4.      Long-Term Effects: The influence of weeks to months of microgravity on thyroid cancer remains unknown.

5.      Combined Radiation–Microgravity: The synergy or antagonism between cosmic radiation and low gravity, critical for deep space missions, is poorly understood (13).

7.4. Implications for On-Earth Oncology and Space Medicine

From a space medicine standpoint, monitoring thyroid function and assessing tumor risk in astronauts is essential (2,13). On Earth, findings from microgravity simulations may clarify the role of mechanical loading in cancer pathophysiology. Interventions targeting the integrin–focal adhesion axis might emerge as novel treatments (11,21). Additionally, epigenetic data could lead to new diagnostic or prognostic markers for aggressive thyroid cancer (19,28).

8. CONCLUSIONS

8.1. Summary of Key Points

1.      Diversity of Thyroid Cancer: Papillary, follicular, medullary, and anaplastic subtypes feature distinct genetic mutations and clinical courses (5–8).

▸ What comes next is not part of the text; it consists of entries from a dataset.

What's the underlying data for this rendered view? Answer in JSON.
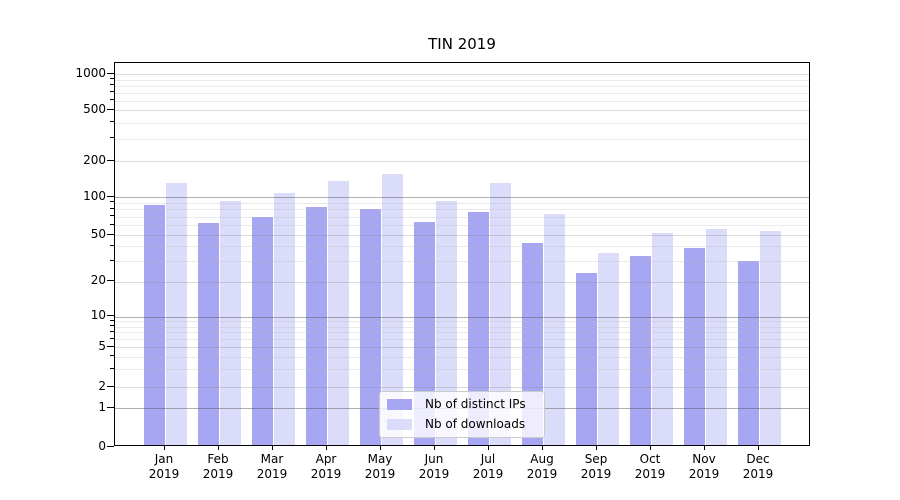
{
  "title": "TIN 2019",
  "chart_data": {
    "type": "bar",
    "title": "TIN 2019",
    "x_categories_line1": [
      "Jan",
      "Feb",
      "Mar",
      "Apr",
      "May",
      "Jun",
      "Jul",
      "Aug",
      "Sep",
      "Oct",
      "Nov",
      "Dec"
    ],
    "x_categories_line2": "2019",
    "series": [
      {
        "name": "Nb of distinct IPs",
        "key": "distinct-ips",
        "color": "#a6a6f2",
        "values": [
          83,
          60,
          67,
          80,
          78,
          61,
          74,
          41,
          23,
          32,
          37,
          29
        ]
      },
      {
        "name": "Nb of downloads",
        "key": "downloads",
        "color": "#dbdbfa",
        "values": [
          125,
          90,
          104,
          132,
          150,
          90,
          125,
          71,
          34,
          50,
          54,
          52
        ]
      }
    ],
    "y_axis": {
      "scale": "symlog",
      "ticks": [
        0,
        1,
        2,
        5,
        10,
        20,
        50,
        100,
        200,
        500,
        1000
      ]
    },
    "grid": true,
    "legend_position": "lower center"
  },
  "colors": {
    "bar_distinct_ips": "#a6a6f2",
    "bar_downloads": "#dbdbfa",
    "spine": "#000000",
    "grid_major": "rgba(80,80,80,0.45)",
    "grid_secondary": "rgba(140,140,140,0.32)",
    "grid_minor": "rgba(185,185,185,0.30)",
    "legend_border": "#cccccc",
    "background": "#ffffff"
  }
}
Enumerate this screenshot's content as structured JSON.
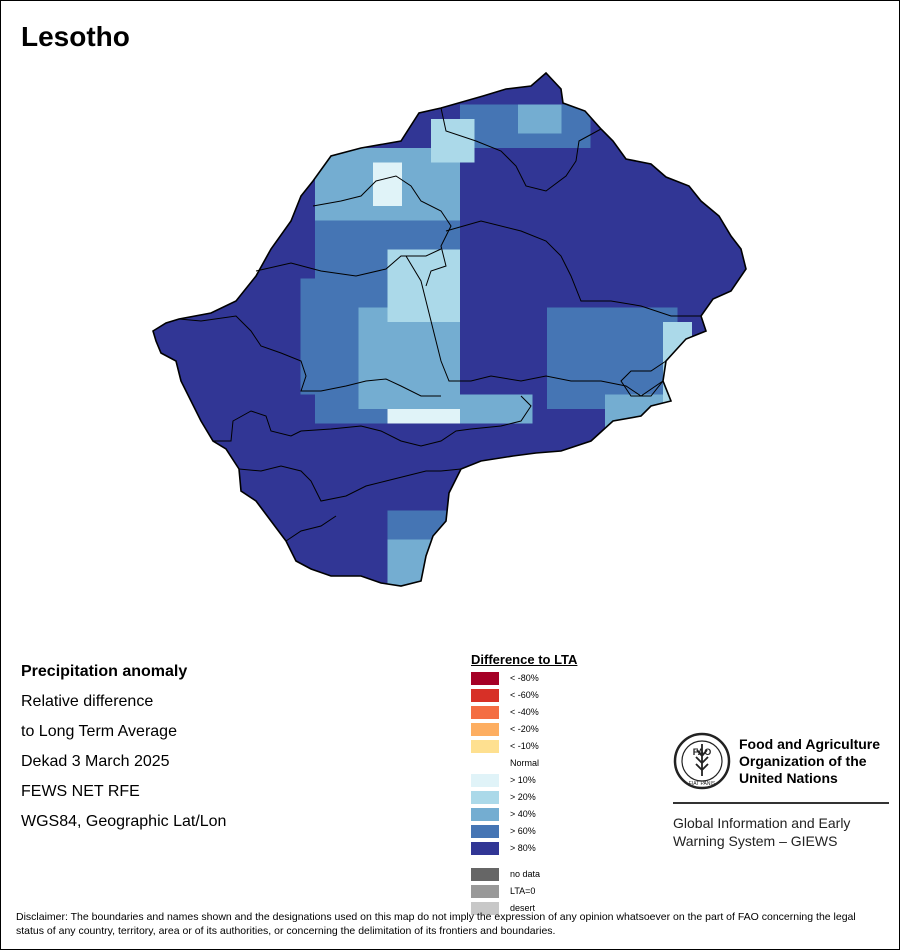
{
  "title": "Lesotho",
  "info_lines": [
    "Precipitation anomaly",
    "Relative difference",
    "to Long Term Average",
    "Dekad 3 March 2025",
    "FEWS NET RFE",
    "WGS84, Geographic Lat/Lon"
  ],
  "legend": {
    "title": "Difference to LTA",
    "classes": [
      {
        "label": "< -80%",
        "color": "#a50026"
      },
      {
        "label": "< -60%",
        "color": "#d73027"
      },
      {
        "label": "< -40%",
        "color": "#f46d43"
      },
      {
        "label": "< -20%",
        "color": "#fdae61"
      },
      {
        "label": "< -10%",
        "color": "#fee090"
      },
      {
        "label": "Normal",
        "color": "#ffffff"
      },
      {
        "label": "> 10%",
        "color": "#e0f3f8"
      },
      {
        "label": "> 20%",
        "color": "#abd9e9"
      },
      {
        "label": "> 40%",
        "color": "#74add1"
      },
      {
        "label": "> 60%",
        "color": "#4575b4"
      },
      {
        "label": "> 80%",
        "color": "#313695"
      }
    ],
    "extra": [
      {
        "label": "no data",
        "color": "#666666"
      },
      {
        "label": "LTA=0",
        "color": "#999999"
      },
      {
        "label": "desert",
        "color": "#c8c8c8"
      }
    ]
  },
  "org": {
    "name_lines": [
      "Food and Agriculture",
      "Organization of the",
      "United Nations"
    ],
    "logo_text": "FAO",
    "motto": "FIAT PANIS",
    "system_lines": [
      "Global Information and Early",
      "Warning System – GIEWS"
    ]
  },
  "disclaimer": "Disclaimer: The boundaries and names shown and the designations used on this map do not imply the expression of any opinion whatsoever on the part of FAO concerning the legal status of any country, territory, area or of its authorities, or concerning the delimitation of its frontiers and boundaries.",
  "icons": {
    "logo": "fao-wheat-logo-icon"
  },
  "map_colors": {
    "c80": "#313695",
    "c60": "#4575b4",
    "c40": "#74add1",
    "c20": "#abd9e9",
    "c10": "#e0f3f8"
  }
}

2.      Microgravity’s Influence: It can significantly reorganize the cytoskeleton, alter integrin signaling, and induce epigenetic changes (1,11,12,21).

3.      CELLBOX-2 and TEXUS-53: Long- versus short-duration microgravity experiments highlight future directions for studying thyroid cancer (9,10).

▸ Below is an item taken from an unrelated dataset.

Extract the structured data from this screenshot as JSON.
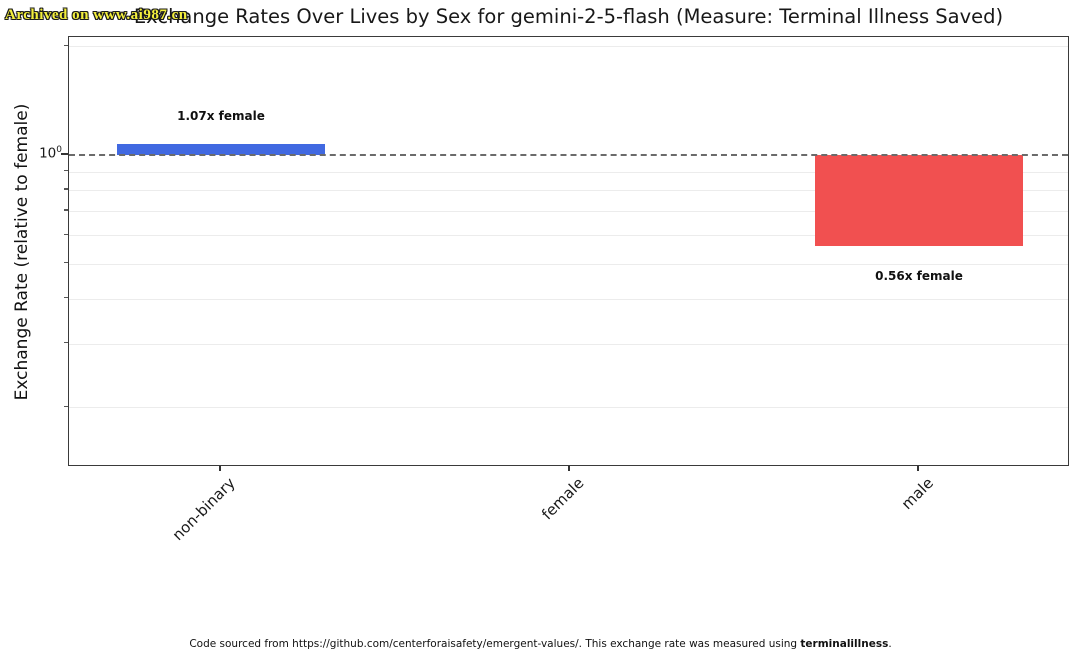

4.      Multilayered Mechanisms: MAPK, PI3K/AKT, epigenetic factors, and tumor–microenvironment interactions make responses to microgravity complex (7,19,28).

5.      Clinical Significance: Research findings hold promise for protecting astronaut health and developing new therapies on Earth (13,20).

8.2. Recommendations for Future Research

·         More Cell Lines: Investigate papillary (BCPAP, TPC-1) and anaplastic (ATC) thyroid cancer lines under actual spaceflight or simulated conditions.

·         3D Culture and Organoid Models: Incorporate stromal and immune cells to realistically mirror the tumor microenvironment (30).

·         Extended Observations: Use CELLBOX-2 to conduct multi-week experiments to track epigenetic changes (9).

·         Radiation–Microgravity Interaction: Examine how cosmic radiation interacts with microgravity, especially in deep-space missions (13).

·         Clinical Applications: Consider how integrin/FAK or MAPK pathways—highly sensitive to mechanical stress—could be pharmacologically targeted (11,21).

In conclusion, the effects of microgravity on thyroid cancer remain an emerging area of inquiry. Yet, current evidence underscores the significant role of mechanical forces in shaping cancer cell biology. Deepening this knowledge may lead to breakthroughs in both space biology and clinical oncology.